57 Although it is true that those participants are professionals who can be expected to use information taken from documents in the context of their work, the fact remains that they consider assumptions and views originating from the ECB to be particularly important and reliable for assessing the financial market. It cannot reasonably be precluded that, even if those assumptions and views were made on the basis of data available well before 21 October 2010, they would have been regarded as still valid on that date. Moreover, it can be assumed that, by relying on those assumptions and views that were based on a certain known factual situation, those professionals might have inferred, on the basis of additional data, assumptions and views allegedly held by the ECB regarding the government deficit and government debt at the time that the ECB definitively refused access to that document. In this respect, any clarification by the ECB on the disclosed version of that document, indicating that the information contained therein was no longer up to date, would not have been able to prevent disclosure of that document from misleading the public and financial market participants in particular on the situation regarding the government deficit and government debt as assessed by the ECB.
58 In the light of the very vulnerable environment in which the financial markets found themselves at the time of adoption of the contested decision, the assessment that such an error would undermine the economic policy of the Union and the Hellenic Republic cannot be rejected as manifestly incorrect. Indeed, such an error might have had negative consequences on access, in particular for that Member State, to the financial markets and might therefore have affected the effective conduct of economic policy in the Hellenic Republic and the Union. (T-590/10, paras 43 to 58, emphasis added).
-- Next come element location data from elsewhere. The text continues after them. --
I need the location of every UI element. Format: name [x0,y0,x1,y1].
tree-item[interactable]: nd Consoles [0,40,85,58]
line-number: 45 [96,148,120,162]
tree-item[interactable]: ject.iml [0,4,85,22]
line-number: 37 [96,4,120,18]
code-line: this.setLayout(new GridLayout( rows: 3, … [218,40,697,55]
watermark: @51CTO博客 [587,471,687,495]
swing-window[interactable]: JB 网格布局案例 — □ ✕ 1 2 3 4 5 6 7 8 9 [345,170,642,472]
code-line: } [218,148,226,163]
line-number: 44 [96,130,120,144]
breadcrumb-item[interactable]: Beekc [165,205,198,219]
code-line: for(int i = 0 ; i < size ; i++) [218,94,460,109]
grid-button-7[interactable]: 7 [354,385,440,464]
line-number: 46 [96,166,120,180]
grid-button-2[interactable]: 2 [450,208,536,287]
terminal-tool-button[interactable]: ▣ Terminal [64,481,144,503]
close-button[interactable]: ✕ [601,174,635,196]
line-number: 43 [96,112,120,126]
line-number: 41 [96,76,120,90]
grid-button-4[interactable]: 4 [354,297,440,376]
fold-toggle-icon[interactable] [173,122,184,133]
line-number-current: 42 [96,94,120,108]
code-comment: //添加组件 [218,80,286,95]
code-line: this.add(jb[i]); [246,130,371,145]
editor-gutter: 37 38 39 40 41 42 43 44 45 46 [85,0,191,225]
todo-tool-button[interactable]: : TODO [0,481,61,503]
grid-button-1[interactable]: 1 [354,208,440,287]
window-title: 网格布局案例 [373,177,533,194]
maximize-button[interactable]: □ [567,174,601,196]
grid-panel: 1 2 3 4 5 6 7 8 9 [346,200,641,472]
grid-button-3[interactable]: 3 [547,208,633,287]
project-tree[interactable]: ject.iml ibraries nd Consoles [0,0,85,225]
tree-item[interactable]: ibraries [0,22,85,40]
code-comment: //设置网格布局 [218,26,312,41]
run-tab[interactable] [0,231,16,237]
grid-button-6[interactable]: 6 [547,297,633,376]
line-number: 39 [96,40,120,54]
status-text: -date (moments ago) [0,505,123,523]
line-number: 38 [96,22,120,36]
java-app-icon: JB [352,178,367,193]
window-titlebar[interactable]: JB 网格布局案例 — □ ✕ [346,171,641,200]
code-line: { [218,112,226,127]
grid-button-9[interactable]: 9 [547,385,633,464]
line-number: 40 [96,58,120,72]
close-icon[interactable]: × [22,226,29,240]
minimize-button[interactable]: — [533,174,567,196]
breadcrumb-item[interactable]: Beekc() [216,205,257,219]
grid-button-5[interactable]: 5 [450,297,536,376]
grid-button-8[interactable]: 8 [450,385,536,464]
In my view, to put it clearly, the reasoning of the GC diminishes the analytical capacity of the financial sector and disregards the ability of professional financial advisors and analysts to separate the chaff from the grain and boldly assumes that panic and shortsightedness would have dominated the analysis of the documents which disclosure was requested (a rather strong assumption, at any rate). Moreover, in its analysis of the cumulative impact that disclosure may have had, the GC basically opposes all basic tenets that financial markets can only work effectively on the basis of full disclosure of any potentially relevant information [an assumption that, on the other hand, is strongly defended under EU rules on market abuse]. 

All in all, in an (acknowledged) extreme reading of the GC's Thesing Judgment, the ECB (and other EU Institutions) may have been given carte blanche to manipulate financial markets (by withholding information) if they deem such manipulation in the public interest. That can surely not be acceptable under EU Law. Therefore, a correction of the Thesing broad reasoning seems desirable, in order to keep any degree of effectiveness in the provisions of article 15 TFEU -- and so that everything is not effectively lost in the field of EU governance.